Pre-built schemas for data analytics – FiveTran provides over 50 prebuilt data models for supporting common analytical scenarios like finance and digital marketing needs. Across our client base we find that teams are generally looking for similar insights and thus having prebuilt schemas is an excellent way to get up and running quickly with turning raw data into information and ultimately into actionable insights.
Low cost of ownership – A typical data engineer working with FiveTran can accomplish a lot with a relatively small team. FiveTran acts as a force multiplier for data engineers and allows teams to accomplish more with fewer resources.
The following strengths are found within the platform:
Limited Data Transformation Support – As mentioned previously, FiveTran relies on dbt under the hood to handle complex transformations for normalizing data into suitable data structures for analytics. As a result, teams may find that they are having to manage multiple tools and become annoyed that all of that can’t be combined into a common interface/tool.

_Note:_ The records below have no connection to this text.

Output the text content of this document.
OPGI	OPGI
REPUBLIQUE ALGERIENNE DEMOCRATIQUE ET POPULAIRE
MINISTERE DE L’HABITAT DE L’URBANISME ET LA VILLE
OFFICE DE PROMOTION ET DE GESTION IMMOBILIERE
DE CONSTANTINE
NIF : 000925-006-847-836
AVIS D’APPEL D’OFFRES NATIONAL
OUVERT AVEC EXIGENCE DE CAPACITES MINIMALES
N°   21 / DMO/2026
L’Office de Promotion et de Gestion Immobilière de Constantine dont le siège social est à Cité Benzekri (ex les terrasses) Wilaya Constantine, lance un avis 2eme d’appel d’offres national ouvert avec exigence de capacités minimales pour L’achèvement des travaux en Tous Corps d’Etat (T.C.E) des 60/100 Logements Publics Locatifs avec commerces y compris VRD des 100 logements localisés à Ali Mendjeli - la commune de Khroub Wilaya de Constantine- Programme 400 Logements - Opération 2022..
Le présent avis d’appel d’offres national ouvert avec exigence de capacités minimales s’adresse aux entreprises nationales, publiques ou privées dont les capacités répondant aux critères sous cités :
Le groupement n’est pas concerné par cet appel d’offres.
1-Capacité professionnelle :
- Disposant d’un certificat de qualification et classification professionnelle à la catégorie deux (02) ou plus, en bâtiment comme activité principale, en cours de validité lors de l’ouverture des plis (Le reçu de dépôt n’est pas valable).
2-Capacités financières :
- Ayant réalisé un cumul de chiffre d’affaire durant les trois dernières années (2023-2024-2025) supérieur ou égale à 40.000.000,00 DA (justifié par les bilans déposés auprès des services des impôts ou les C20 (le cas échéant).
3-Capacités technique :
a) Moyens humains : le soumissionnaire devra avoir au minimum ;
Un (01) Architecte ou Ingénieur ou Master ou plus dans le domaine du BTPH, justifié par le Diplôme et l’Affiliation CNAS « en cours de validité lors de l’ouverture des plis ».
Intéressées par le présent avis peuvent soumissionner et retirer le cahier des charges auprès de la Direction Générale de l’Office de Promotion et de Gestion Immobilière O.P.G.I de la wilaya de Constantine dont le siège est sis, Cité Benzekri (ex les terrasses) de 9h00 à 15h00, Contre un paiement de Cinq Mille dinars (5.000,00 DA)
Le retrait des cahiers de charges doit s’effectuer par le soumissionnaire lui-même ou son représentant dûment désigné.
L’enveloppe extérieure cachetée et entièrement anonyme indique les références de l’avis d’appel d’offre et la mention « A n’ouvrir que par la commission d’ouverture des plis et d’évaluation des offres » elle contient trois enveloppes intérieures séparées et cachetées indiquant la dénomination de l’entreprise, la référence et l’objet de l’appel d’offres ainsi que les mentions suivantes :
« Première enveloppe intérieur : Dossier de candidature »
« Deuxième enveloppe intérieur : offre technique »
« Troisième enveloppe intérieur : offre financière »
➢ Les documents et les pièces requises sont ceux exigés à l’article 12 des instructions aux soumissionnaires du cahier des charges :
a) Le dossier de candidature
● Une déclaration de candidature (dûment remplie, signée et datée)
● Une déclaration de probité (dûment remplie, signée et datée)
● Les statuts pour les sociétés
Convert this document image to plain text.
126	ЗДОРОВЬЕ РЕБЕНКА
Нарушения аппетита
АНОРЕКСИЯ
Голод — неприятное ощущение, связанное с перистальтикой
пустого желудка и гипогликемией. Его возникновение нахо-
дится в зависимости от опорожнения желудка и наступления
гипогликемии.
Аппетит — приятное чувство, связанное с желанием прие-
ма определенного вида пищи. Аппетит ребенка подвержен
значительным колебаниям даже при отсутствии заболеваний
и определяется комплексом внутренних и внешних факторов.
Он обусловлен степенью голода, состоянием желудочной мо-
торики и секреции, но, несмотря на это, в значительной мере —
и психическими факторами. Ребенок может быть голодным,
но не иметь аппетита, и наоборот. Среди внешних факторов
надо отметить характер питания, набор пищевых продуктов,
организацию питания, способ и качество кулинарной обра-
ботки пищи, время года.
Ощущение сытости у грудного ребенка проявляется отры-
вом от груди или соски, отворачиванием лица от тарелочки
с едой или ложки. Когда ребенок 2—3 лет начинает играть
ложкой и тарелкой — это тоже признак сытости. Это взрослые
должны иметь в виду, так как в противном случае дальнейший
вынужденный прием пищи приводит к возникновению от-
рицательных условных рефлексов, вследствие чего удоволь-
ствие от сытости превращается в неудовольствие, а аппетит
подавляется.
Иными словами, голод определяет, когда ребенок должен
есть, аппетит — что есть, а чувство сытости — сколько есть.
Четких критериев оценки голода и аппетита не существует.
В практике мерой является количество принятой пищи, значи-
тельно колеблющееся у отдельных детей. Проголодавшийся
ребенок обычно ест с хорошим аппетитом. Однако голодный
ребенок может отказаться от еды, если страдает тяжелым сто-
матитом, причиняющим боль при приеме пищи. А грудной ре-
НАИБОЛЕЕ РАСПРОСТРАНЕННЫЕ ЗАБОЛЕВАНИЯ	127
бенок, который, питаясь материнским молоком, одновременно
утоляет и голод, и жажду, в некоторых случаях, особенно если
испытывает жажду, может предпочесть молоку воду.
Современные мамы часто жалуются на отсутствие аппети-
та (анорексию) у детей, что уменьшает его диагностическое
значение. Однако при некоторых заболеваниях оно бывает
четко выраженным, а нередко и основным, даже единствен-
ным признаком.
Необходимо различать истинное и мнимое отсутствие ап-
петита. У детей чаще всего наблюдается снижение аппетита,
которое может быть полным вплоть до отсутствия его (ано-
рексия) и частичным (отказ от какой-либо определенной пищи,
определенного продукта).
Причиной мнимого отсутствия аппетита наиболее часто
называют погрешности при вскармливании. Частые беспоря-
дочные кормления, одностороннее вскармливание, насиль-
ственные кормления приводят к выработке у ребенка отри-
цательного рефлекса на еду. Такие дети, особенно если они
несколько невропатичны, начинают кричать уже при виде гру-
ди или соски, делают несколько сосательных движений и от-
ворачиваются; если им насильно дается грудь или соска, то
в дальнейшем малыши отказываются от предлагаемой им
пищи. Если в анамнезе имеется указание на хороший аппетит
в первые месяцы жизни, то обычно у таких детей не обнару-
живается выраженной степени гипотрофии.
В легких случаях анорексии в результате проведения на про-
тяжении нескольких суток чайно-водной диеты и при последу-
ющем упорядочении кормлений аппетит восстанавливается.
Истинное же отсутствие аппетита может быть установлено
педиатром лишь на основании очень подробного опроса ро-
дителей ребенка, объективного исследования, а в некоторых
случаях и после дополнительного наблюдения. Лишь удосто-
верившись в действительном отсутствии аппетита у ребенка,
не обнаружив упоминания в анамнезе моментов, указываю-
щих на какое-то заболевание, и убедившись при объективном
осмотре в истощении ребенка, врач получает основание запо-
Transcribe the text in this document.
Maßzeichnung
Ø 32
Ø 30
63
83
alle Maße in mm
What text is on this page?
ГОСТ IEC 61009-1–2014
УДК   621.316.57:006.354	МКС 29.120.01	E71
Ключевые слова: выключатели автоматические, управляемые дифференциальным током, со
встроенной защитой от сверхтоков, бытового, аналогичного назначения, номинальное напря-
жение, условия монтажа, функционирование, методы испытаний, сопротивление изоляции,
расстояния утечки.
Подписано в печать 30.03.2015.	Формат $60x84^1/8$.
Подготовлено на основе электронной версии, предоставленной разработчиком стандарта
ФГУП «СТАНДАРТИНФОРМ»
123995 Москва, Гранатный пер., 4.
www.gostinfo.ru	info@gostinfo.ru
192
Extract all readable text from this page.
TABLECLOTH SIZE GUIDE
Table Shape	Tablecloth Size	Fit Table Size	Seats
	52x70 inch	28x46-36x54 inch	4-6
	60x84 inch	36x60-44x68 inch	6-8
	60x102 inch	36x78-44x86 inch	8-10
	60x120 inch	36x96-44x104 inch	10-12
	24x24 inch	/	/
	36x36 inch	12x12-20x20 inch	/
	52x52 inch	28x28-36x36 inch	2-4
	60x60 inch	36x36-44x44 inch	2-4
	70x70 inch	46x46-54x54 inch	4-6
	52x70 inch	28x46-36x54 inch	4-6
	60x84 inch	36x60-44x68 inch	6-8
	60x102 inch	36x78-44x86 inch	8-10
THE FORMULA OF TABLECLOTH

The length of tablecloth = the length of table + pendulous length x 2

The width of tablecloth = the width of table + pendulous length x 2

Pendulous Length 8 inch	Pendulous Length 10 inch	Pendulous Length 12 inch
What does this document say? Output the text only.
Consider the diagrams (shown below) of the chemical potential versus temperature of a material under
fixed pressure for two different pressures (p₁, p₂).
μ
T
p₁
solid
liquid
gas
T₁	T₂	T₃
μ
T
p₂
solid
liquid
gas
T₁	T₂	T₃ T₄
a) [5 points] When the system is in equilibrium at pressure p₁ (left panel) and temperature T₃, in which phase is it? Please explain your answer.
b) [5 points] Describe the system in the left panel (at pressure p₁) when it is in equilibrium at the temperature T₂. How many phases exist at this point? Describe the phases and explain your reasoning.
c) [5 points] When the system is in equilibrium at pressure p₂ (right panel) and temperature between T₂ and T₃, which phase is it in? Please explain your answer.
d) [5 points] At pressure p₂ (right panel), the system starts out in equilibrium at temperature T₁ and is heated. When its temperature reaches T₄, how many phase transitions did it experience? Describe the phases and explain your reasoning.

Lack of Enterprise Data Management Capabilities – FiveTran lacks broader data management capabilities found in more enterprise tools such as auto discovery of data semantics, data virtualization, data governance, and data quality capabilities.
Fivetran takes all of the data from your databases, events, applications, and files, and essentially replicates them into high-performance data lakes and data warehouses. It is an excellent fit for teams who want to quickly implement source to target data extraction and loading and are comfortable with using dbt or some other means (hello python scripting!) to handle data transformations. For fast growing software companies it is an excellent force multiplier to keep your data engineers focused on higher level tasks as opposed to managing source to target data movement.